Not to be confused with the Jewish Film Festival of Boston. The National Center for Jewish Film is unique, an independent, nonprofit motion picture archive, distributor, resource center, and exhibitor whose mission is the collection, preservation, and exhibition of films with artistic and educational value that are relevant to the Jewish experience. The lineup proffers a wide variety of comedies, dramas, and documentaries. Most come from Israel or are collaborations with Israeli filmmakers. Check the site for details.

The Boston International Film Festival. At AMC/Loews Boston Common, 175 Tremont St., Boston, MA, April 12–21.

This Boston-based festival is organized into 42 sessions over a nine-day period. A session can include a feature and one or two shorts or just feature short films. This year they will be screening over 100 short and feature films from 30 countries. The festival lacks the buzz and ambience of a typical big city film festival, and some of the entries are far off the radar. But check the schedule carefully—there are some promising movies in the bountiful lineup.

A scene from CAESAR MUST DIE

The Independent Film Festival Boston. At the Somerville Theater, the Brattle Theatre, and other locations in the Boston area. April 24–30.

You’re always guaranteed something interesting and worth discussing at this festival, which is organized by a dedicated group of cineastes under film professional Adam Roffman. These guys know and love film and are serious about picking the most compelling independent work. A significant number of filmmakers appear at the festival to talk about their films. Every movie is introduced by one of the staff, and the theaters are full of volunteers that keep the crowds moving and organized. Check the schedule for exact times and locations and given past turnouts, consider getting tickets early.

World Premieres
Willow Creek with Bobcat Goldthwait in attendance
Best Kept Secret with director Samantha Buck and special guest
in attendance
Secundaria with director Mary Jane Doherty in attendance
The Elders with director Nathaniel Hansen in attendance

Other Appearances include
Computer Chess with director Andrew Bujalski in attendance
Downloaded with director Alex Winter in attendance

Hot Picks
Frances Ha with Greta Gerwig. Directed by Noah Bumbauch.
Stories We Tell. Directed By Sarah Polley
Prince Avalanche with Paul Rudd. Directed by David Gordon Green.
The East with Brit Marling, Ellen Page, and Patricia Clarkson. Directed by Zal Batmanglij.
Touchy Feely. Directed by Lynn Shelton.
Much Ado About Nothing. Directed by Joss Whedon.

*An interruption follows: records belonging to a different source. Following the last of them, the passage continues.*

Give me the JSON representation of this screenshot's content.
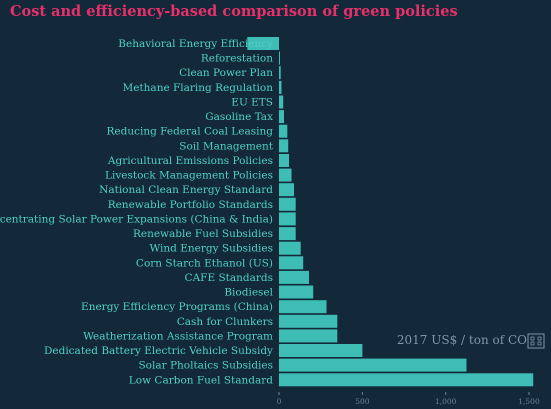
{
  "chart_data": {
    "type": "bar",
    "orientation": "horizontal",
    "title": "Cost and efficiency-based comparison of green policies",
    "unit_label": "2017 US$ / ton of CO",
    "categories": [
      "Behavioral Energy Efficiency",
      "Reforestation",
      "Clean Power Plan",
      "Methane Flaring Regulation",
      "EU ETS",
      "Gasoline Tax",
      "Reducing Federal Coal Leasing",
      "Soil Management",
      "Agricultural Emissions Policies",
      "Livestock Management Policies",
      "National Clean Energy Standard",
      "Renewable Portfolio Standards",
      "Concentrating Solar Power Expansions (China & India)",
      "Renewable Fuel Subsidies",
      "Wind Energy Subsidies",
      "Corn Starch Ethanol (US)",
      "CAFE Standards",
      "Biodiesel",
      "Energy Efficiency Programs (China)",
      "Cash for Clunkers",
      "Weatherization Assistance Program",
      "Dedicated Battery Electric Vehicle Subsidy",
      "Solar Pholtaics Subsidies",
      "Low Carbon Fuel Standard"
    ],
    "values": [
      -190,
      2,
      10,
      15,
      25,
      30,
      50,
      55,
      60,
      75,
      90,
      100,
      100,
      100,
      130,
      145,
      180,
      205,
      285,
      350,
      350,
      500,
      1125,
      1525
    ],
    "xticks": [
      0,
      500,
      1000,
      1500
    ],
    "xtick_labels": [
      "0",
      "500",
      "1,000",
      "1,500"
    ],
    "xlim": [
      -200,
      1600
    ],
    "grid": false,
    "colors": {
      "bar": "#3dbdb4",
      "label": "#4fd1c5",
      "title": "#e8306a",
      "background": "#13293a",
      "tick": "#6b8595"
    }
  }
}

Caesar Must Die. At the Harvard Film Archive, Cambridge, MA, April 26 and 28.

Paolo and Vittorio Taviani (Padre Padrone, The Night of the Shooting Stars) have created a masterful blend of documentary and performance in this stunning movie, which won the 2012 Golden Bear at the Berlinale. I have never seen anything quite like this film, which premiered at the Belmont International Film Festival. The film was made in Rome’s Rebibbia Prison, where the inmates stage Shakespeare’s Julius Caesar. Hardened criminals perform the play throughout the prison, not just on a stage. Like the best Italian Neorealism, the bulk of the film is shot in dazzling black and white. I haven’t heard that it yet has national distribution.